I keep reading how you can drip-fed into Redshift.
"In 2014, Snowplow added an Amazon Kinesis stream to its service to capture and store data from client systems. The data is then drip-fed into Redshift for continuous real-time processing. " https://aws.amazon.com/solutions/case-studies/snowplow/
Yet I can’t find any documentation on this, at the moment I can only find elaticsearch so I am a it confused, can you feed direct into Redshift from the kenisis stream or not?
Long-story short: you can setup a Real-time pipeline with Amazon Kinesis and Snowplow S3 Loader dumping enriched data to S3. Then you can setup EmrEtlRunner to only shred enriched data and load it straight to Redshift.
Thank you I now have the s3-loader running which is taking the stream from kenisis to a gzipped s3 file.
Just fighting with the EMReltRunner as it’s not playing ball. Well it’s running just not picking up any files to push to Redshift, I am not sure how it knows where to pick the files up from.
Yes, you do. Shredding is a step dedicated for preparing enriched data (which can be considered as a canonical format) for loading into Redshift. As described in R102 release notes you need to add new enriched.stream bucket to your config.yml pointing to Kinesis output dir. EmrEtlRunner will stage this data for shredding.
I have a stream-collector pushing data to s3 :- this works
I have a stream-enricher pulling data from the above stream and pushing data to a new stream
I have the snowplow-s3-loader-0.6.0.jar Pulling data from the above stream and is gziping the data to an s3 bucket.

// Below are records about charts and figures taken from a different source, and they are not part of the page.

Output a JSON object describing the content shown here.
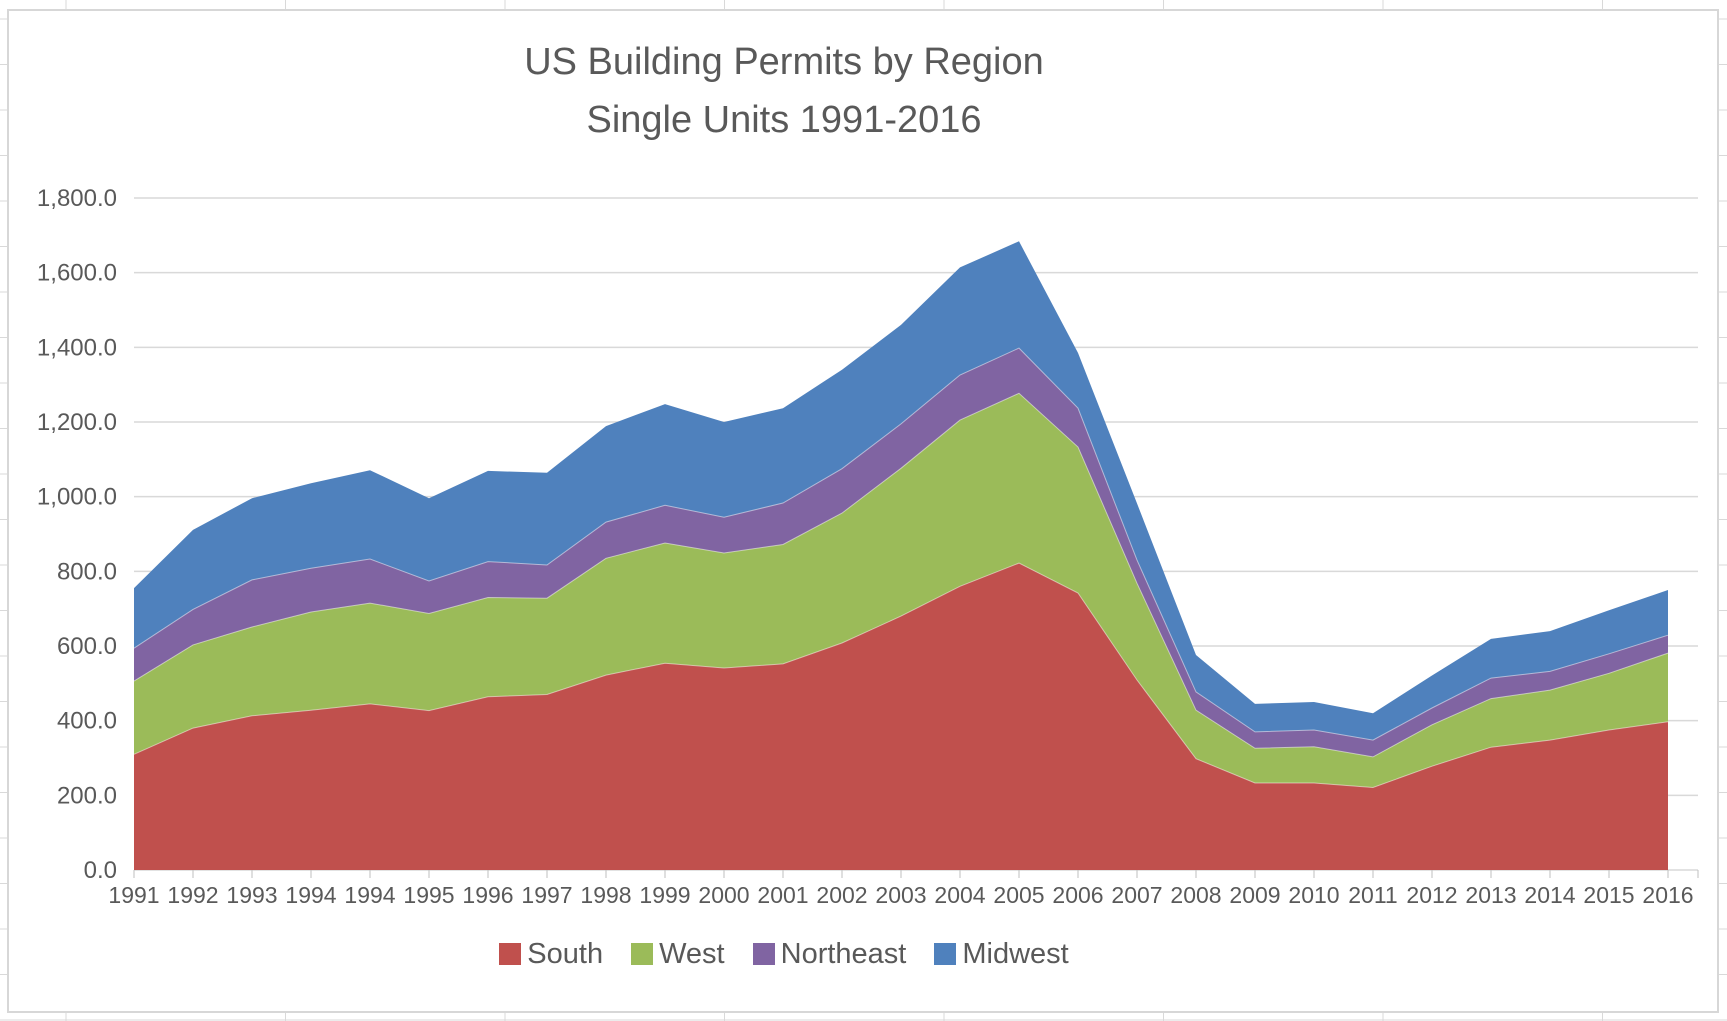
{
  "chart_data": {
    "type": "area",
    "stacked": true,
    "title_line1": "US Building Permits by Region",
    "title_line2": "Single Units 1991-2016",
    "categories": [
      "1991",
      "1992",
      "1993",
      "1994",
      "1994",
      "1995",
      "1996",
      "1997",
      "1998",
      "1999",
      "2000",
      "2001",
      "2002",
      "2003",
      "2004",
      "2005",
      "2006",
      "2007",
      "2008",
      "2009",
      "2010",
      "2011",
      "2012",
      "2013",
      "2014",
      "2015",
      "2016"
    ],
    "series": [
      {
        "name": "South",
        "color": "#C0504D",
        "values": [
          310,
          380,
          413,
          428,
          445,
          427,
          464,
          470,
          522,
          554,
          541,
          552,
          608,
          680,
          760,
          822,
          742,
          509,
          298,
          233,
          233,
          221,
          278,
          329,
          348,
          375,
          397
        ]
      },
      {
        "name": "West",
        "color": "#9BBB59",
        "values": [
          196,
          223,
          238,
          263,
          270,
          260,
          266,
          258,
          313,
          322,
          308,
          320,
          348,
          396,
          445,
          455,
          391,
          259,
          130,
          93,
          97,
          82,
          111,
          130,
          134,
          152,
          184
        ]
      },
      {
        "name": "Northeast",
        "color": "#8064A2",
        "values": [
          88,
          95,
          126,
          117,
          118,
          87,
          96,
          89,
          97,
          101,
          96,
          111,
          119,
          119,
          121,
          121,
          104,
          62,
          49,
          44,
          45,
          45,
          45,
          55,
          50,
          52,
          48
        ]
      },
      {
        "name": "Midwest",
        "color": "#4F81BD",
        "values": [
          161,
          213,
          219,
          228,
          238,
          222,
          243,
          247,
          257,
          271,
          255,
          254,
          265,
          265,
          288,
          286,
          148,
          152,
          99,
          75,
          75,
          72,
          87,
          105,
          108,
          117,
          121
        ]
      }
    ],
    "ylabel": "",
    "xlabel": "",
    "ylim": [
      0,
      1800
    ],
    "y_tick_step": 200,
    "y_tick_labels": [
      "0.0",
      "200.0",
      "400.0",
      "600.0",
      "800.0",
      "1,000.0",
      "1,200.0",
      "1,400.0",
      "1,600.0",
      "1,800.0"
    ],
    "grid": true,
    "legend_position": "bottom",
    "colors": {
      "axis_text": "#595959",
      "gridline": "#D9D9D9",
      "tick": "#BFBFBF",
      "chart_border": "#D7D7D7",
      "sheet_gridline": "#D9D9D9"
    }
  }
}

This is the step I am un clear on now.
I now need to run the snowplow-emr-etl-runner. I have a targets folder with the redshift database target.
So I need to shred the data,
I have added - stream: s3://pf-dol-my-out-bucket/enriched/good to my config as per the release notes
Should the etl runner pick up the zipped enriched files and then shred them. Storing them in the s3 shredded.good bucket which will then push up to redshift?
./snowplow-emr-etl-runner run -x staging,enrich,elasticsearch,archive_raw,analyze,archive_enriched,archive_shredded --config config.yml --resolver iglu_resolver.json --target targets
When you added enrich.stream bucket - you don’t need to explicitly skip enrich step anymore - in “Stream Enrich mode”, EmrEtlRunner simply “forgets” about Spark Enrich. I actually wouldn’t recommend skipping any of those steps unless you fully understand what they mean.
One more question is there a way of seeing what the errors are for the redshift storage option as at the moment it’s failing on that step but I am not sure why,
EmrEtlRunner should fetch RDB Loader’s output and print it to stdout. If it didn’t fetch them then I doubt it really connected and probably there was a configuration error. You can also check out RDB Loader’s stdout in EMR console. Most likely this is something like non-existing Redshift table or JSONPaths mismatch.